Josh Wright —  15 December 2007

A trio of Federal Trade Commission economists (Christopher Taylor, Paul Zimmerman, & Nicholas Kreisle) have revisited Justine Hastings’ 2004 AER analysis of the ARCO/ Thrifty vertical merger in their paper, “Vertical Relationships and Competition in the Retail Gasoline Market: Comment.”  (HT: Danny Sokol).  Hastings’ analysis is viewed as particularly important because it is one of the few empirical results that suggests that vertical integration is associated with lower retail prices and that regulations restricting vertical integration might improve welfare.

The FTC economists  challenge both the underlying empirical results using a similar differences in differences methodology and also take a closer look at the welfare implications of Hastings’ theoretical model.  Their conclusion:

According to Hastings’ analysis of the W-L data, the ARCO/Thrifty acquisition increased prices at nearby competing stations by $0.05 per gallon, on average. Our analysis of the OPIS data provides a very different estimated price effect of this transaction, suggesting that if there was any price effect, it was an order of magnitude smaller. In a number of instances we cannot reject the hypothesis of no effect at standard levels of significance. While we used a different data set, we have found no reason that would explain this discrepancy.
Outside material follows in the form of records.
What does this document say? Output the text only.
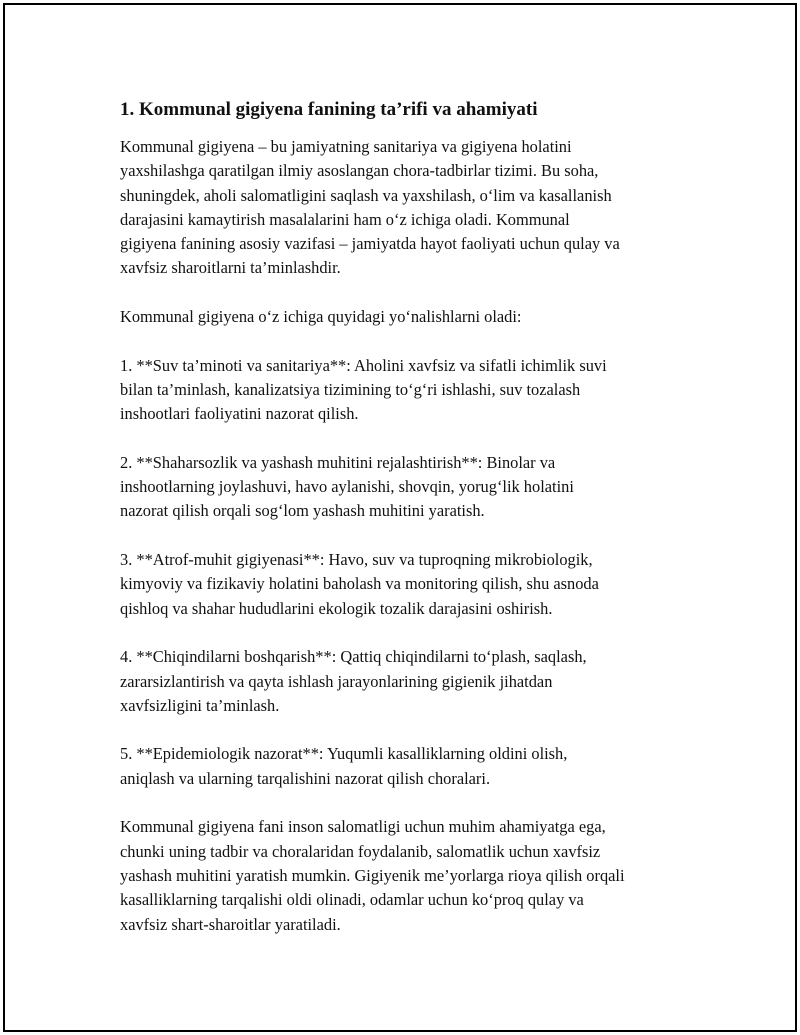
1. Kommunal gigiyena fanining ta’rifi va ahamiyati

Kommunal gigiyena – bu jamiyatning sanitariya va gigiyena holatini
yaxshilashga qaratilgan ilmiy asoslangan chora-tadbirlar tizimi. Bu soha,
shuningdek, aholi salomatligini saqlash va yaxshilash, o‘lim va kasallanish
darajasini kamaytirish masalalarini ham o‘z ichiga oladi. Kommunal
gigiyena fanining asosiy vazifasi – jamiyatda hayot faoliyati uchun qulay va
xavfsiz sharoitlarni ta’minlashdir.

Kommunal gigiyena o‘z ichiga quyidagi yo‘nalishlarni oladi:

1. **Suv ta’minoti va sanitariya**: Aholini xavfsiz va sifatli ichimlik suvi
bilan ta’minlash, kanalizatsiya tizimining to‘g‘ri ishlashi, suv tozalash
inshootlari faoliyatini nazorat qilish.

2. **Shaharsozlik va yashash muhitini rejalashtirish**: Binolar va
inshootlarning joylashuvi, havo aylanishi, shovqin, yorug‘lik holatini
nazorat qilish orqali sog‘lom yashash muhitini yaratish.

3. **Atrof-muhit gigiyenasi**: Havo, suv va tuproqning mikrobiologik,
kimyoviy va fizikaviy holatini baholash va monitoring qilish, shu asnoda
qishloq va shahar hududlarini ekologik tozalik darajasini oshirish.

4. **Chiqindilarni boshqarish**: Qattiq chiqindilarni to‘plash, saqlash,
zararsizlantirish va qayta ishlash jarayonlarining gigienik jihatdan
xavfsizligini ta’minlash.

5. **Epidemiologik nazorat**: Yuqumli kasalliklarning oldini olish,
aniqlash va ularning tarqalishini nazorat qilish choralari.

Kommunal gigiyena fani inson salomatligi uchun muhim ahamiyatga ega,
chunki uning tadbir va choralaridan foydalanib, salomatlik uchun xavfsiz
yashash muhitini yaratish mumkin. Gigiyenik me’yorlarga rioya qilish orqali
kasalliklarning tarqalishi oldi olinadi, odamlar uchun ko‘proq qulay va
xavfsiz shart-sharoitlar yaratiladi.
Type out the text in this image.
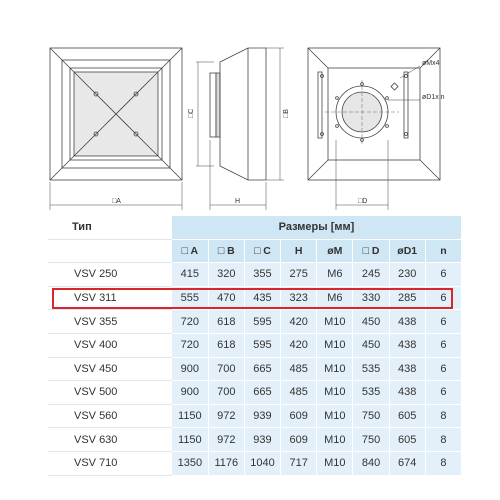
□A
□C	□B
H
øMx4
øD1x n
□D
Тип	Размеры [мм]							
	□ A	□ B	□ C	H	øM	□ D	øD1	n
VSV 250	415	320	355	275	M6	245	230	6
VSV 311	555	470	435	323	M6	330	285	6
VSV 355	720	618	595	420	M10	450	438	6
VSV 400	720	618	595	420	M10	450	438	6
VSV 450	900	700	665	485	M10	535	438	6
VSV 500	900	700	665	485	M10	535	438	6
VSV 560	1150	972	939	609	M10	750	605	8
VSV 630	1150	972	939	609	M10	750	605	8
VSV 710	1350	1176	1040	717	M10	840	674	8
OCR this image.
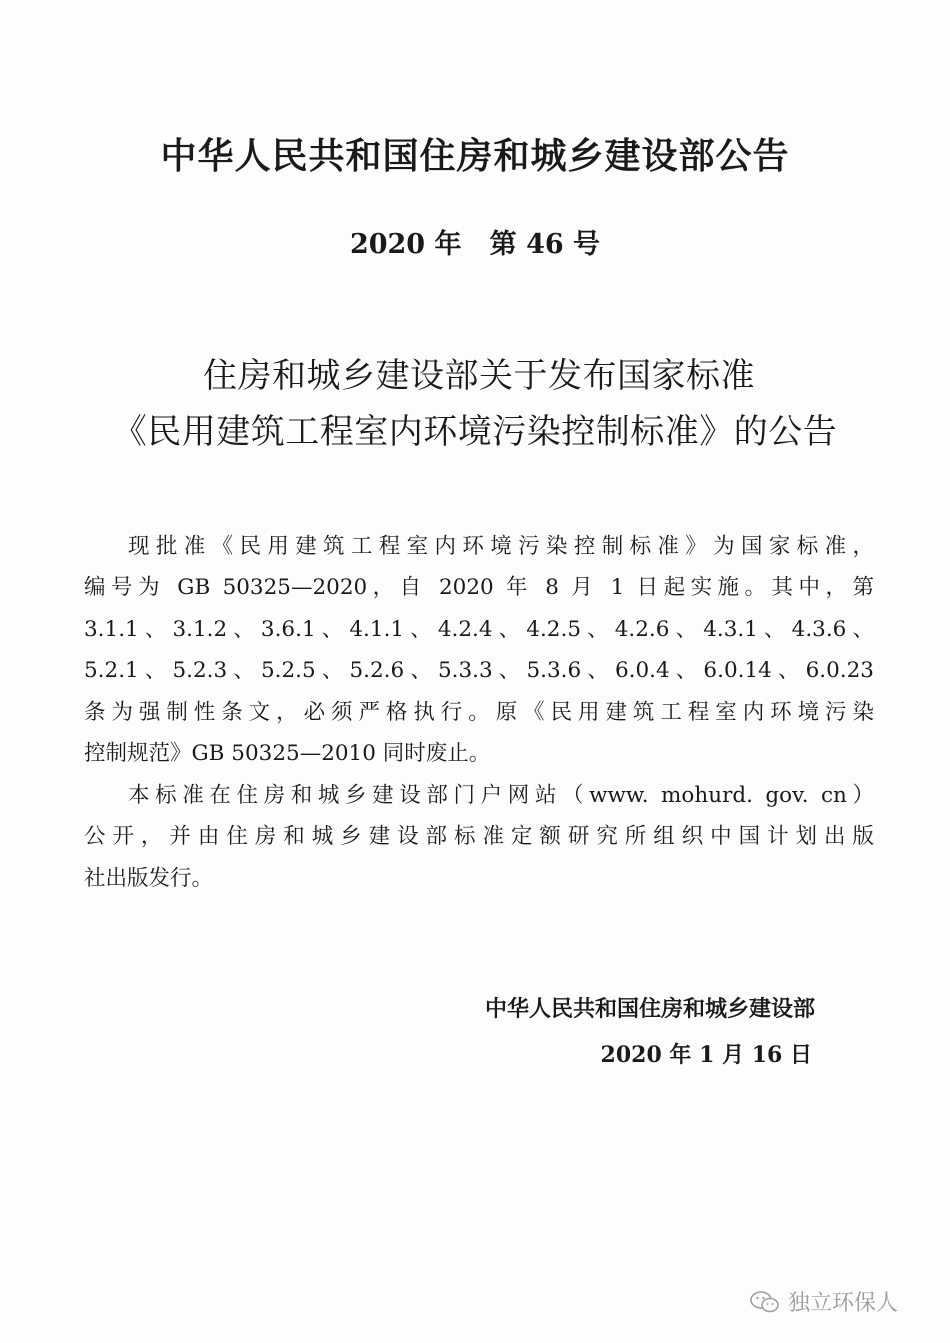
中华人民共和国住房和城乡建设部公告
2020 年   第 46 号
住房和城乡建设部关于发布国家标准
《民用建筑工程室内环境污染控制标准》的公告
现批准《民用建筑工程室内环境污染控制标准》为国家标准，
编号为 GB 50325—2020，自 2020 年 8 月 1 日起实施。其中，第
3.1.1、3.1.2、3.6.1、4.1.1、4.2.4、4.2.5、4.2.6、4.3.1、4.3.6、
5.2.1、5.2.3、5.2.5、5.2.6、5.3.3、5.3.6、6.0.4、6.0.14、6.0.23
条为强制性条文，必须严格执行。原《民用建筑工程室内环境污染
控制规范》GB 50325—2010 同时废止。
本标准在住房和城乡建设部门户网站（www. mohurd. gov. cn）
公开，并由住房和城乡建设部标准定额研究所组织中国计划出版
社出版发行。
中华人民共和国住房和城乡建设部
2020 年 1 月 16 日
独立环保人
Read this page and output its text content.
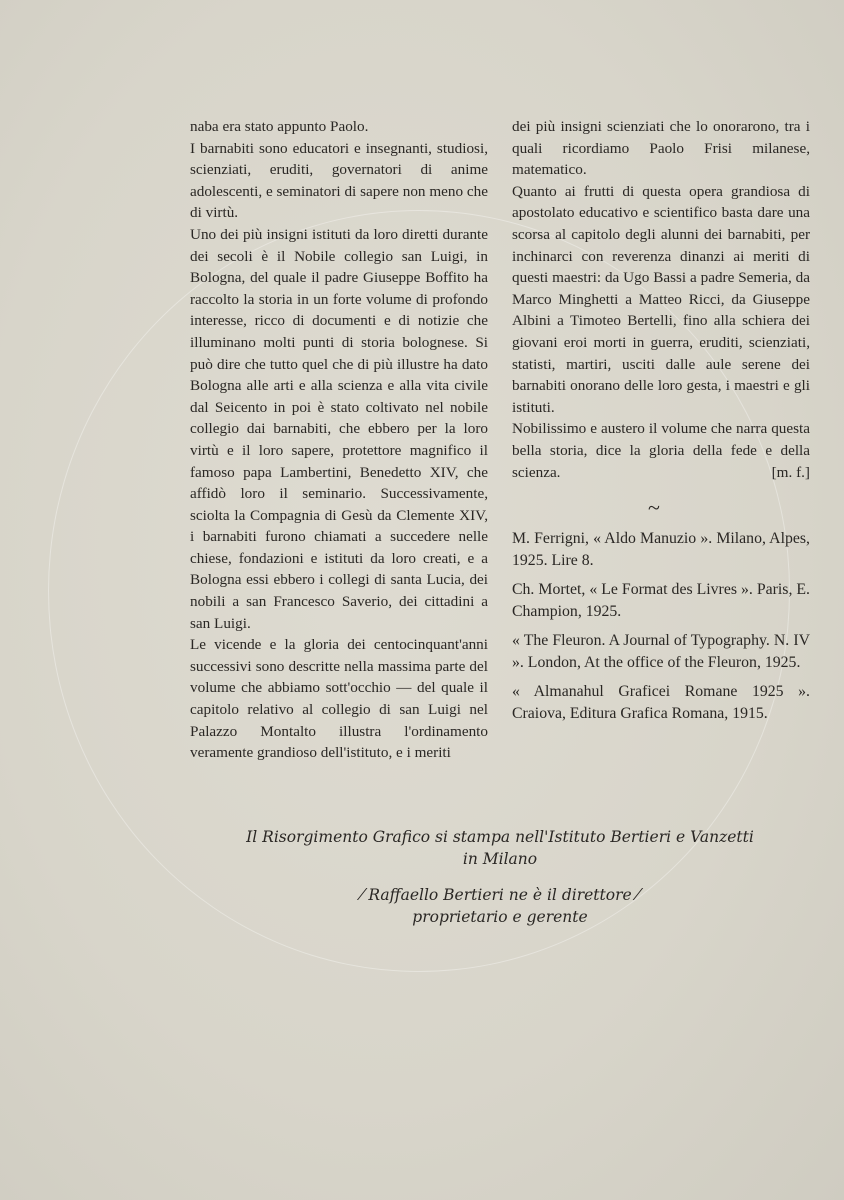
naba era stato appunto Paolo.

I barnabiti sono educatori e insegnanti, studiosi, scienziati, eruditi, governatori di anime adolescenti, e seminatori di sapere non meno che di virtù.

Uno dei più insigni istituti da loro diretti durante dei secoli è il Nobile collegio san Luigi, in Bologna, del quale il padre Giuseppe Boffito ha raccolto la storia in un forte volume di profondo interesse, ricco di documenti e di notizie che illuminano molti punti di storia bolognese. Si può dire che tutto quel che di più illustre ha dato Bologna alle arti e alla scienza e alla vita civile dal Seicento in poi è stato coltivato nel nobile collegio dai barnabiti, che ebbero per la loro virtù e il loro sapere, protettore magnifico il famoso papa Lambertini, Benedetto XIV, che affidò loro il seminario. Successivamente, sciolta la Compagnia di Gesù da Clemente XIV, i barnabiti furono chiamati a succedere nelle chiese, fondazioni e istituti da loro creati, e a Bologna essi ebbero i collegi di santa Lucia, dei nobili a san Francesco Saverio, dei cittadini a san Luigi.

Le vicende e la gloria dei centocinquant'anni successivi sono descritte nella massima parte del volume che abbiamo sott'occhio — del quale il capitolo relativo al collegio di san Luigi nel Palazzo Montalto illustra l'ordinamento veramente grandioso dell'istituto, e i meriti

dei più insigni scienziati che lo onorarono, tra i quali ricordiamo Paolo Frisi milanese, matematico.

Quanto ai frutti di questa opera grandiosa di apostolato educativo e scientifico basta dare una scorsa al capitolo degli alunni dei barnabiti, per inchinarci con reverenza dinanzi ai meriti di questi maestri: da Ugo Bassi a padre Semeria, da Marco Minghetti a Matteo Ricci, da Giuseppe Albini a Timoteo Bertelli, fino alla schiera dei giovani eroi morti in guerra, eruditi, scienziati, statisti, martiri, usciti dalle aule serene dei barnabiti onorano delle loro gesta, i maestri e gli istituti.

Nobilissimo e austero il volume che narra questa bella storia, dice la gloria della fede e della scienza.	[m. f.]

~

M. Ferrigni, « Aldo Manuzio ». Milano, Alpes, 1925. Lire 8.

Ch. Mortet, « Le Format des Livres ». Paris, E. Champion, 1925.

« The Fleuron. A Journal of Typography. N. IV ». London, At the office of the Fleuron, 1925.

« Almanahul Graficei Romane 1925 ». Craiova, Editura Grafica Romana, 1915.

Il Risorgimento Grafico si stampa nell'Istituto Bertieri e Vanzetti
in Milano
⁄ Raffaello Bertieri ne è il direttore ⁄
proprietario e gerente
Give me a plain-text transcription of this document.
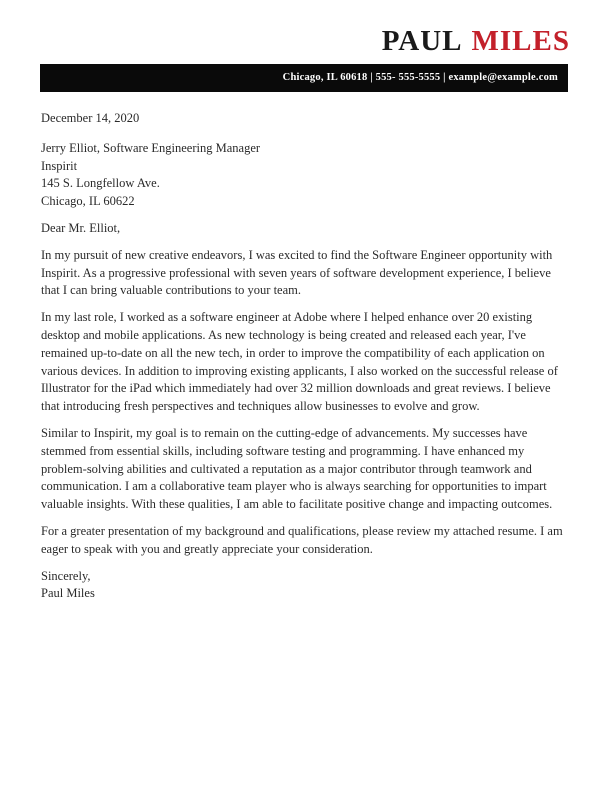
PAUL MILES
Chicago, IL 60618 | 555- 555-5555 | example@example.com

December 14, 2020

Jerry Elliot, Software Engineering Manager

Inspirit

145 S. Longfellow Ave.

Chicago, IL 60622

Dear Mr. Elliot,

In my pursuit of new creative endeavors, I was excited to find the Software Engineer opportunity with Inspirit. As a progressive professional with seven years of software development experience, I believe that I can bring valuable contributions to your team.

In my last role, I worked as a software engineer at Adobe where I helped enhance over 20 existing desktop and mobile applications. As new technology is being created and released each year, I've remained up-to-date on all the new tech, in order to improve the compatibility of each application on various devices. In addition to improving existing applicants, I also worked on the successful release of Illustrator for the iPad which immediately had over 32 million downloads and great reviews. I believe that introducing fresh perspectives and techniques allow businesses to evolve and grow.

Similar to Inspirit, my goal is to remain on the cutting-edge of advancements. My successes have stemmed from essential skills, including software testing and programming. I have enhanced my problem-solving abilities and cultivated a reputation as a major contributor through teamwork and communication. I am a collaborative team player who is always searching for opportunities to impart valuable insights. With these qualities, I am able to facilitate positive change and impacting outcomes.

For a greater presentation of my background and qualifications, please review my attached resume. I am eager to speak with you and greatly appreciate your consideration.

Sincerely,

Paul Miles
Regardless of which data set more accurately depicts the transaction’s actual impact on prices, our theoretical analysis reveals some difficulties in inferring welfare effects from price changes when consumers attach value to particular brands of gasoline.

This sort of merger retrospective work is very important for formulating competition policy and regulation that is well grounded in both theory and evidence.  As the FTC authors notes, however, their is still a significant shortage of this type of work.  For those interested in the state of evidence on vertical integration, Francine Lafontaine and Margaret Slade also recently published a survey on the topic in the Journal of Economic Literature (available here).